(David Berger) Pünktlich zum Beginn des Ramadan am kommenden Freitag hat Berlin bekannt gegeben, was Ostern offensichtlich unter keinen Umständen möglich war: Noch während des Ramadan (ab 4. Mai) sind Versammlungen und Zusammenkünfte religiöser oder kultischer Natur unter bestimmten Voraussetzungen erlaubt. (Update 23.04.20, 7.45 h)

In dem Erlass heißt es: „Ab 4. Mai [ursprünglich hieß es: ab 22. April] sind Versammlungen und Zusammenkünfte religiöser oder kultischer Natur unter bestimmten Voraussetzungen erlaubt. Veranstaltungen mit bis zu 50 Personen dürfen stattfinden, wenn folgende Richtlinien (Rechtschreibfehler wurden hier ausgebessert) eingehalten werden:

Auch hier gelten Hygieneregeln

  • Die maximale Personenanzahl von 50 Personen gilt nur für Räumlichkeiten, die eine entsprechend hohe Anzahl an Besucherinnen und Besuchern unter Einhaltung der allgemeinen Abstands- und Hygieneregeln erlauben. Bei kleineren Räumlichkeiten ist die Besucheranzahl weiter einzugrenzen. Jene Personen, die zur Ausführung der religiösen Handlung zwingend notwendig sind – etwa Gebetsleitende, Hilfsdienste, musikalische Unterstützung – werden nicht als Teilnehmende im Sinne der Höchstbegrenzung auf 50 Personen einberechnet.
  • Das Abstandsgebot von 1,5 Metern zwischen Einzelpersonen ist einzuhalten. Körperkontakt ist strikt zu vermeiden.
  • Gegenstände dürfen nicht zwischen mehreren Personen herumgereicht werden.
    Veranstalter müssen eine Anwesenheitsliste erstellen. Auf dieser Liste sind Vor- und Nachname, vollständige Adresse und Telefonnummer aller Teilnehmenden festzuhalten. Mithilfe dieser Liste können alle Kontaktpersonen im Falle einer möglichen Ansteckung mit dem Coronavirus schnell kontaktiert werden. Die Anwesenheitsliste muss mindestens vier Wochen lang aufbewahrt und auf Verlangen an die zuständigen Behörden ausgehändigt werden.
  • Weiterhin dürfen Trauerfeiern, Taufen, Hochzeiten und Beerdigungen mit maximal 20 Teilnehmerinnen und Teilnehmern stattfinden.“

Doch auch solche Reglements stoßen bei Geistlichen noch auf Protest. Nein, nicht bei muslimischen, sondern bei jenen Geistlichen, die vor zwei Wochen noch bereitwillig das Osterfest dem neuen goldenen Kalb opferten.
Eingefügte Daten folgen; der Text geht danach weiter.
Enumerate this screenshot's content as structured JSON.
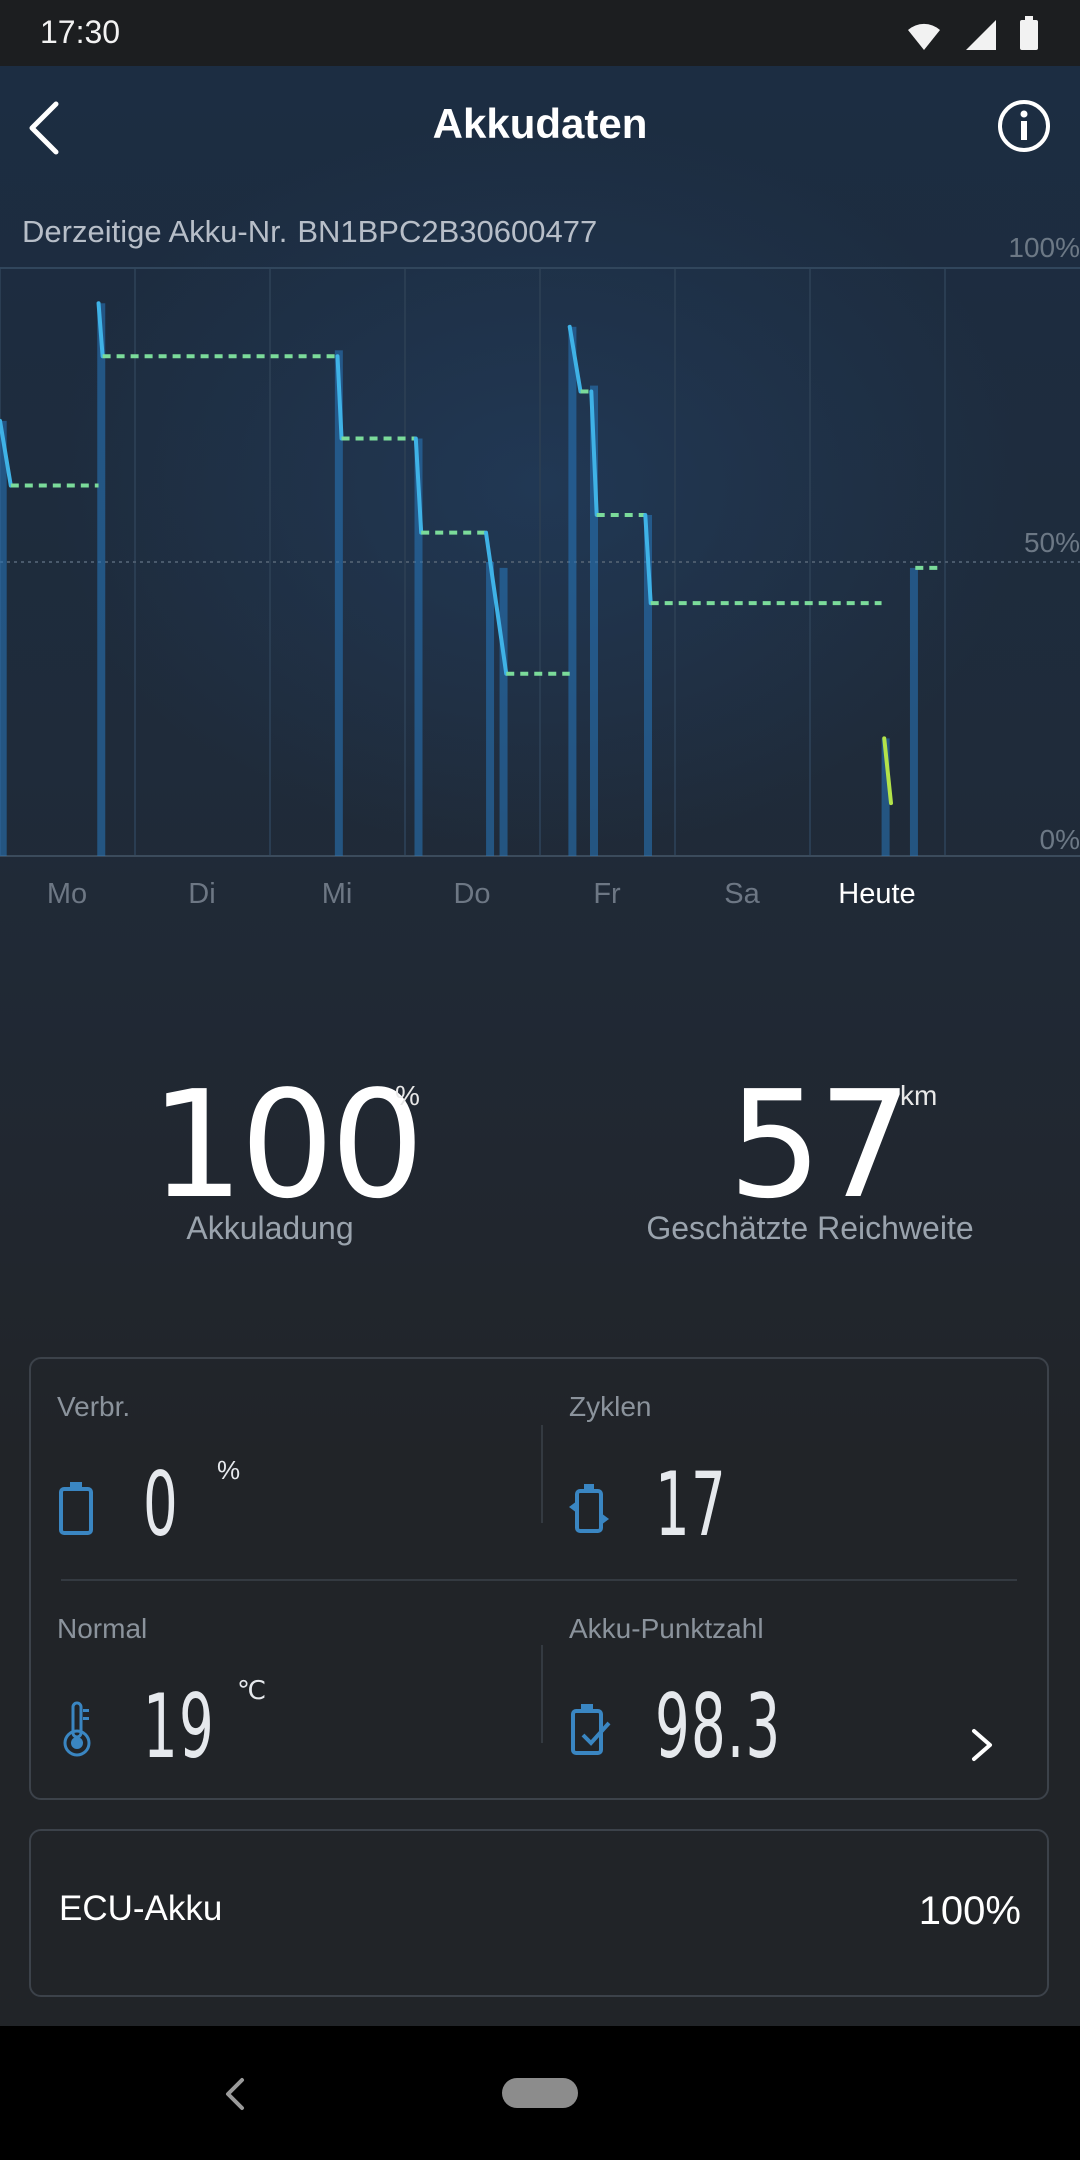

So berichtet die „Junge Freiheit“ von den Klagen des württembergischen Landesbischofs Frank Otfried July. Der hat in einem Schreiben an moslemische Verbände sein Bedauern für die erschwerten Umstände während des Ramadan ausgedrückt.

Wird man die Einhaltung der Regeln in den Moscheen kontrollieren?

Im Netz kursieren Aussagen, nach denen die Polizei Anweisungen hat, keine „anlasslosen Kontrollen in den Glaubensstätten der Stadt“ durchzuführen. Ob dies nun zutrifft oder nicht, die Zweifel sind groß, ob die Verantwortlichen gewillt sind, im Zusammenhang mit dem Ramadan wirklich die Regeleinhaltung zu überprüfen bzw. überprüfen zu lassen.

Ostern nein, Ramadan ja

Der mehr oder weniger freiwillige Verzicht der Kirchen auf eine Feier des Osterfestes und die von vielen vorhergesagte Lockerung des Gottesdienstverbotes, die pünktlich zum Ramadan bekannt gegen wird, geben ein eindrückliches Zeichen davon, welcher Glaubensgemeinschaft die Zukunft in Deutschland gehört.

Und diese ist nicht einmal – wie früher – mit Feuer und Schwert erkämpft. Marx, Bedford und Co haben die Schlüssel zur belagerten Stadt längst den Feinden in die Hand gedrückt.